Department of Zoology and Animal Biology, University of Geneva, 1211 Geneva 4, Switzerland.
Genome Res. 2010 Oct;20(10):1432-40. doi: 10.1101/gr.103846.109. Epub 2010 Aug 6.
Transcriptome analysis has important applications in many biological fields. However, assembling a transcriptome without a known reference remains a challenging task requiring algorithmic improvements. We present two methods for substantially improving transcriptome de novo assembly. The first method relies on the observation that the use of a single k-mer length by current de novo assemblers is suboptimal to assemble transcriptomes where the sequence coverage of transcripts is highly heterogeneous. We present the Multiple-k method in which various k-mer lengths are used for de novo transcriptome assembly. We demonstrate its good performance by assembling de novo a published next-generation transcriptome sequence data set of Aedes aegypti, using the existing genome to check the accuracy of our method. The second method relies on the use of a reference proteome to improve the de novo assembly.

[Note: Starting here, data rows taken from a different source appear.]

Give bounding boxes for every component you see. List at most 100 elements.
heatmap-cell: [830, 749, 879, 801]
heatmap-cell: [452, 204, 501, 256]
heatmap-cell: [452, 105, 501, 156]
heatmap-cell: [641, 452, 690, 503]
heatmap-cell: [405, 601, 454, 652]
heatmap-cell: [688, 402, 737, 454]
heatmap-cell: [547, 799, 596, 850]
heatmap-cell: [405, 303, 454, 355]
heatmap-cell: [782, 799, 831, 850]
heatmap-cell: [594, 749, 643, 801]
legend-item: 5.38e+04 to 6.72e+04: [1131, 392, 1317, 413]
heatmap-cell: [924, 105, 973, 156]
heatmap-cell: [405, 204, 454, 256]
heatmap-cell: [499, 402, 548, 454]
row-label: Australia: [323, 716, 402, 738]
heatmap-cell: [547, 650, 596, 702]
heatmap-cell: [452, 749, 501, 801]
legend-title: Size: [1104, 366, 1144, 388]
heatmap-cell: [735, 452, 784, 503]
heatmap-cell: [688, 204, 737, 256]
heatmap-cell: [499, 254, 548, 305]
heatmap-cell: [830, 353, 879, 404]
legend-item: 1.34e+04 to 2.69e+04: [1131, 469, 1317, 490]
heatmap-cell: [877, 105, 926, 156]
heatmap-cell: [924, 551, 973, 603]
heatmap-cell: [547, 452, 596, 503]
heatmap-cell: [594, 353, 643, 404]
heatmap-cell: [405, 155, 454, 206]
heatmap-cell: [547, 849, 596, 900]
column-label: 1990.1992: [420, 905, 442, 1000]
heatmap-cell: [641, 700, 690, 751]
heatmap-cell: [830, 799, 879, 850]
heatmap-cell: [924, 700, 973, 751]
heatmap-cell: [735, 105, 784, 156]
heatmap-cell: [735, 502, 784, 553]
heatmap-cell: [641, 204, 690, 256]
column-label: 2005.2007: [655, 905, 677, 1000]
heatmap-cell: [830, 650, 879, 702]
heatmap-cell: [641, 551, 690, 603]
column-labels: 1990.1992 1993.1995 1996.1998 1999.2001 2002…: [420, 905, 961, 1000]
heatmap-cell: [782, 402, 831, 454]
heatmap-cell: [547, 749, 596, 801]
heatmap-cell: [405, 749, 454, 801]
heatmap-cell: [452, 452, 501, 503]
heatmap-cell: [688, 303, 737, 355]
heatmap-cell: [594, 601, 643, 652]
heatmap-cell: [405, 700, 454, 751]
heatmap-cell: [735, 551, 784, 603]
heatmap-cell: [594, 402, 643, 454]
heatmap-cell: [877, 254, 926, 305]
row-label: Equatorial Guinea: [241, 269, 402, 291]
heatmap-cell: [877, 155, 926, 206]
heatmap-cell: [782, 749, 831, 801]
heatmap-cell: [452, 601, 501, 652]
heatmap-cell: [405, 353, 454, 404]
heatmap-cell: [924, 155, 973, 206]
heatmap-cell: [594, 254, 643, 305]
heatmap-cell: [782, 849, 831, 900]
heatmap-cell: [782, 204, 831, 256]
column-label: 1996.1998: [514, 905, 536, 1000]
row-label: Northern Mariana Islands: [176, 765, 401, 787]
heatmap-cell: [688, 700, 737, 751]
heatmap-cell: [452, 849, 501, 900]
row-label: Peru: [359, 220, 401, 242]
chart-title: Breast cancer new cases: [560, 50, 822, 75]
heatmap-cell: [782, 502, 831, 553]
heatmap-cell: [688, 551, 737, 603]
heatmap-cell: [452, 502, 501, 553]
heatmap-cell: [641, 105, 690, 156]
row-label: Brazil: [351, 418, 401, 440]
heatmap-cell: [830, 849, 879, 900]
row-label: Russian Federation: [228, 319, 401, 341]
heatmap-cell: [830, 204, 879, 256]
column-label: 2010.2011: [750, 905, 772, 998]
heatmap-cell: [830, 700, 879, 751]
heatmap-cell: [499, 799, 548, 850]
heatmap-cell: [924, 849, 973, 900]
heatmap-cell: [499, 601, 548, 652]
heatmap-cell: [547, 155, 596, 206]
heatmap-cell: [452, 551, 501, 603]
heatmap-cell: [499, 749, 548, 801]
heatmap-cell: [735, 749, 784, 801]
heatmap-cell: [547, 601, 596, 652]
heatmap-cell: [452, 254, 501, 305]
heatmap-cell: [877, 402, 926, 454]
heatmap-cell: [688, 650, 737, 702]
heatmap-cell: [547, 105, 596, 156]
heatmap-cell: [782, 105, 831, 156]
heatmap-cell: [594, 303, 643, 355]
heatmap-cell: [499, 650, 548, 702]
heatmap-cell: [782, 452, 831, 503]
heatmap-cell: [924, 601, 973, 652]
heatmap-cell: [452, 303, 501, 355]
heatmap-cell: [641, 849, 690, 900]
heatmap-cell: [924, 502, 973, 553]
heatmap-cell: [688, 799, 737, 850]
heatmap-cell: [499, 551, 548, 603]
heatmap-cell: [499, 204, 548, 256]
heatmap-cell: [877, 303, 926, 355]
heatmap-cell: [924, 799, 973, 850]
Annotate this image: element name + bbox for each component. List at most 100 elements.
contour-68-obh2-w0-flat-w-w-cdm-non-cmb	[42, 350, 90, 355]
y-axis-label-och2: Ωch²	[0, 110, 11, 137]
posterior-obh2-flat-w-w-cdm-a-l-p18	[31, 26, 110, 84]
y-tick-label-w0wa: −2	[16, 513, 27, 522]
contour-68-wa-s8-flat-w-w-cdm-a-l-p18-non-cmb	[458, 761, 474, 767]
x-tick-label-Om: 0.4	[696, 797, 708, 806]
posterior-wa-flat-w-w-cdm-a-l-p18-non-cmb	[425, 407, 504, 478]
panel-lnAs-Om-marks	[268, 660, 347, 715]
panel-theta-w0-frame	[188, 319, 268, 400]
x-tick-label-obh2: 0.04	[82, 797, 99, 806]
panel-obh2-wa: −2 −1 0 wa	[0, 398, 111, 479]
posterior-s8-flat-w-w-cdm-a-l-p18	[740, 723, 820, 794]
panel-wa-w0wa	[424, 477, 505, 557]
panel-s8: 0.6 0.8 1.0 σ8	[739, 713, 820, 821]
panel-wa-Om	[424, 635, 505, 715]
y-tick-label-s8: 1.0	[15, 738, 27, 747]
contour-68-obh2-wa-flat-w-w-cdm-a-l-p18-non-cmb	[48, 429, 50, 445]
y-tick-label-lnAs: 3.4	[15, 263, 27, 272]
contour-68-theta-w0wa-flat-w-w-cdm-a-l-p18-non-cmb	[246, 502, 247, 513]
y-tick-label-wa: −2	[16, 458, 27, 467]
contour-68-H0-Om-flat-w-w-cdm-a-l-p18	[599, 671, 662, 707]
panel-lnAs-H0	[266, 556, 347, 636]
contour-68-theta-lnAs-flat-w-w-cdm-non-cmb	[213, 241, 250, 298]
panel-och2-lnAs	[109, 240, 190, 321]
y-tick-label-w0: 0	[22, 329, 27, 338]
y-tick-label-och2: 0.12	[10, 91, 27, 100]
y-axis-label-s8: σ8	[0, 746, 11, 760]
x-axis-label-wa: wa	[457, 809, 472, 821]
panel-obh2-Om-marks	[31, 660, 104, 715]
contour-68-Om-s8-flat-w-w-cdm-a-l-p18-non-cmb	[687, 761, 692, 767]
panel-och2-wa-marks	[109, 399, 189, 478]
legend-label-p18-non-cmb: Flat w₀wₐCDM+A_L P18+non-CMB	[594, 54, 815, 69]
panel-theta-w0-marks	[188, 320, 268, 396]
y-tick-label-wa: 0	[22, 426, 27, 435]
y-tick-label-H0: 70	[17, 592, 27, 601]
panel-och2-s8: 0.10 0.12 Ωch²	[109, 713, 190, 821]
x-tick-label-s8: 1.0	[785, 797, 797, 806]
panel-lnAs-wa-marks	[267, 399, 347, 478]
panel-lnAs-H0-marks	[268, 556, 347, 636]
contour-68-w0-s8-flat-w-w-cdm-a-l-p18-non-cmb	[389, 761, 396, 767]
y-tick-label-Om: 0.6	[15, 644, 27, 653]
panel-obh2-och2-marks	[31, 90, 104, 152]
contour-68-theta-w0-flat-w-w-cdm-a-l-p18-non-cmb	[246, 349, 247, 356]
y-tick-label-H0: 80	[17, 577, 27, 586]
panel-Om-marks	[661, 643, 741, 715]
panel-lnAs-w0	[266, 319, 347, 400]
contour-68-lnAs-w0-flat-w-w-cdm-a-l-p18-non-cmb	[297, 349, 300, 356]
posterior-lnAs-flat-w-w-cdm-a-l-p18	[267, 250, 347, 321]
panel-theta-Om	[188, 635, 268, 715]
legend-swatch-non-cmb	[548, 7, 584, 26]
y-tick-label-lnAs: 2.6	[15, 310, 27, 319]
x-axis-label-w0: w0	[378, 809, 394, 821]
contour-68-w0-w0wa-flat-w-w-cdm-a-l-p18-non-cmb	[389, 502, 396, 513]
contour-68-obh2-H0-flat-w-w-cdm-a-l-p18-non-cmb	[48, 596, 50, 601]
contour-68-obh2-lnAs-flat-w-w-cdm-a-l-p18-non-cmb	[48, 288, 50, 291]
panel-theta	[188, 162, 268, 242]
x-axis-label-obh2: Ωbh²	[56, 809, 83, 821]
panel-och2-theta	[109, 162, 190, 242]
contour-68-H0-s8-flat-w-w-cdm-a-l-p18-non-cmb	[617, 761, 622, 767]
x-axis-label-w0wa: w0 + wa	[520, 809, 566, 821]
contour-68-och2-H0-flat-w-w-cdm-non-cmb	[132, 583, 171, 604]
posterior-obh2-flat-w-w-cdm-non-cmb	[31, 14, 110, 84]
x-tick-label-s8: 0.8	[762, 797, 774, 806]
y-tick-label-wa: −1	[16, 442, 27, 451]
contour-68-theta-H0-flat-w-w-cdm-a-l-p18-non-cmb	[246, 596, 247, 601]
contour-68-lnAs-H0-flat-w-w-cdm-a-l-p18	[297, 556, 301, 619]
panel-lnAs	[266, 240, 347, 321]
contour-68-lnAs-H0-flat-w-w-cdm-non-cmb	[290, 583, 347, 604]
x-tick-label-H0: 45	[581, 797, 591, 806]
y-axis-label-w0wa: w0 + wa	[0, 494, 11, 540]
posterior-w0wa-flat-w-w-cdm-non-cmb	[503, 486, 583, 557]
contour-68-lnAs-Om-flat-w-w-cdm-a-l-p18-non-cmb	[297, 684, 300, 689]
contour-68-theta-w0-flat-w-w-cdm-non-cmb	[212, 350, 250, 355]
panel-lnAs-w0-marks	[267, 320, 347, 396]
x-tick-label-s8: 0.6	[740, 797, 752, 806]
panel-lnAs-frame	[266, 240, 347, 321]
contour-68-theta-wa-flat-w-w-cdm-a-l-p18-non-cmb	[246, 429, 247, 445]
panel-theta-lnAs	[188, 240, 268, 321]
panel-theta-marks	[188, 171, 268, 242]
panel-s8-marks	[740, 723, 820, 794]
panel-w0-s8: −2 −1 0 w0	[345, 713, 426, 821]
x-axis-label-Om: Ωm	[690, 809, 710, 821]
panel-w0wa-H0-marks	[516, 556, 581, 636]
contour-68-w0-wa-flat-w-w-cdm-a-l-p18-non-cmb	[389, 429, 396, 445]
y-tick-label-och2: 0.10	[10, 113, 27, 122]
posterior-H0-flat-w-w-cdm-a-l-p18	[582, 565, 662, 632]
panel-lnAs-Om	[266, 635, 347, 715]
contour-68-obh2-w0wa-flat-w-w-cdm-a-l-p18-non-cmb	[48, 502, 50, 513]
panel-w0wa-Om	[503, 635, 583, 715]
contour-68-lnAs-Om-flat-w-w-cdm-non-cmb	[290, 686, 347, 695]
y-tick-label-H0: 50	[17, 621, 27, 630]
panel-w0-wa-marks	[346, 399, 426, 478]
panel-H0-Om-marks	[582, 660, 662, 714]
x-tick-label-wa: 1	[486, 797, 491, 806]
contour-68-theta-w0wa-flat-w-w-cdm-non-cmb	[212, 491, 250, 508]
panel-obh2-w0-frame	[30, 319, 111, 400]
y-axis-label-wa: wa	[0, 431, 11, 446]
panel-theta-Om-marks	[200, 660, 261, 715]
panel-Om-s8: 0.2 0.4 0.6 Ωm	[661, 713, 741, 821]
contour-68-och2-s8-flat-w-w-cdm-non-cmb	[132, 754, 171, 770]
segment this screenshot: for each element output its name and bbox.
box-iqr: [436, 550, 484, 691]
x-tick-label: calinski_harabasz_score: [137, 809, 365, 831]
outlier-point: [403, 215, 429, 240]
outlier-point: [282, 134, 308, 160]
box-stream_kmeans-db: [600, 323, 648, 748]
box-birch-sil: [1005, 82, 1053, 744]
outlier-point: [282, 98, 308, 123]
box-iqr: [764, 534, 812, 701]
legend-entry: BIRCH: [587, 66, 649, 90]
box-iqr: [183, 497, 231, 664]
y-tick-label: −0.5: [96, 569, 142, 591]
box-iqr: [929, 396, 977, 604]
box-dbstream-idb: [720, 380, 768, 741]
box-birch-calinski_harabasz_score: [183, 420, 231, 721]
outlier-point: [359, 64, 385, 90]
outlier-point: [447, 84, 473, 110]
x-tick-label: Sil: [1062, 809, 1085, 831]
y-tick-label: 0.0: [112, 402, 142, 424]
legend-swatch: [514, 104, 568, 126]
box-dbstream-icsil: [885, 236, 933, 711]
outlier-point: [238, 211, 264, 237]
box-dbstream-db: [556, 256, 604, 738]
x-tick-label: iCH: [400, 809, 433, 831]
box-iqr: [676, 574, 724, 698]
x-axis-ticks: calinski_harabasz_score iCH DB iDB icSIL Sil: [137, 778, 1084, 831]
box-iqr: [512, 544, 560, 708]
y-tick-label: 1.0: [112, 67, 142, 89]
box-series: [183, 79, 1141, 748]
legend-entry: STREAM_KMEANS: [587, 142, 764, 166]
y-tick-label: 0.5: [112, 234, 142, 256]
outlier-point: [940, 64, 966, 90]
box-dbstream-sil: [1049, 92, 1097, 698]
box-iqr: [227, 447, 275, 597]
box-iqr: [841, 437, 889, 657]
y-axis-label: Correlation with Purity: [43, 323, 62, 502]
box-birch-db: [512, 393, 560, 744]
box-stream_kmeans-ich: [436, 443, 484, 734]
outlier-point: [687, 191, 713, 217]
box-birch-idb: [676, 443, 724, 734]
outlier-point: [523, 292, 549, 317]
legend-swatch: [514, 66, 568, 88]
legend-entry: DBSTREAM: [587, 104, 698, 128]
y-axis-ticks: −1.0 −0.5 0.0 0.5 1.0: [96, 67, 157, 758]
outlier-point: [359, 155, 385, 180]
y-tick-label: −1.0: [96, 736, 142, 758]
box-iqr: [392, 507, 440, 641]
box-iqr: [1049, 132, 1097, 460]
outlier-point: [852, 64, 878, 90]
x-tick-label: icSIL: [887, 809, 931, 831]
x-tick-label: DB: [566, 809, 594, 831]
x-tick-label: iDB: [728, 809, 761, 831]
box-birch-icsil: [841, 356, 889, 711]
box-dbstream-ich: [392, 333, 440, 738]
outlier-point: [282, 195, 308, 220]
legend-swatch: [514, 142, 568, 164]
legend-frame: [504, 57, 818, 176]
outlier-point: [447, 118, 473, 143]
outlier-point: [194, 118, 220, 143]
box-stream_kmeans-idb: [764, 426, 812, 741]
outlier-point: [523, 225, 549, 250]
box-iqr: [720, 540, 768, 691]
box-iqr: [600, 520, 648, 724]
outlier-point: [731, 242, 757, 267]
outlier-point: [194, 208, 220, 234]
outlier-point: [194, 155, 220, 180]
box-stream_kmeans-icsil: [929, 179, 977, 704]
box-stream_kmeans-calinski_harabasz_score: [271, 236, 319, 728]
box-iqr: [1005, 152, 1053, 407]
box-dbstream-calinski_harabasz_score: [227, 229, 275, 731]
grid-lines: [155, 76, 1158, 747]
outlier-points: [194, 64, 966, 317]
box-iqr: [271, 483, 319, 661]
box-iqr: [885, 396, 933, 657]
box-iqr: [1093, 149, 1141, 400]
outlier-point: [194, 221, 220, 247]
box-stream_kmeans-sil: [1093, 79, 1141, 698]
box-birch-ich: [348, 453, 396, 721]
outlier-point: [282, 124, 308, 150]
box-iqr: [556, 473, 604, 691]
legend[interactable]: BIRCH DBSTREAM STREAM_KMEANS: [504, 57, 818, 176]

We developed the Scaffolding using Translation Mapping (STM) method that uses mapping against the closest available reference proteome for scaffolding contigs that map onto the same protein. In a controlled experiment using simulated data, we show that the STM method considerably improves the assembly, with few errors. We applied these two methods to assemble the transcriptome of the non-model catfish Loricaria gr. cataphracta. Using the Multiple-k and STM methods, the assembly increases in contiguity and in gene identification, showing that our methods clearly improve quality and can be widely used. The new methods were used to assemble successfully the transcripts of the core set of genes regulating tooth development in vertebrates, while classic de novo assembly failed.
转录组分析在许多生物学领域都有重要的应用。然而,在没有已知参考的情况下组装转录组仍然是一项具有挑战性的任务,需要算法的改进。我们提出了两种方法,可以大大提高转录组从头组装的性能。第一种方法依赖于这样一个观察结果,即当前的从头组装程序使用单一的 k-mer 长度对于组装转录组是次优的,因为转录本的序列覆盖度高度不均匀。我们提出了多 k 方法,该方法使用各种 k-mer 长度进行从头转录组组装。我们使用现有的基因组来检查我们方法的准确性,通过组装已发表的埃及伊蚊下一代转录组序列数据集来证明其良好的性能。第二种方法依赖于使用参考蛋白质组来改进从头组装。我们开发了使用翻译映射 (STM) 进行支架构建的方法,该方法使用与最接近的可用参考蛋白质组进行映射,以构建映射到同一蛋白质的支架连续体。在使用模拟数据的受控实验中,我们表明 STM 方法大大提高了组装的准确性,错误很少。我们将这两种方法应用于非模式鲶鱼 Loricaria gr. cataphracta 的转录组组装。使用多 k 和 STM 方法,组装的连续性和基因识别得到了提高,表明我们的方法明显提高了质量,可以广泛应用。这两种新方法成功地组装了脊椎动物牙齿发育核心调控基因的转录本,而经典的从头组装方法则失败了。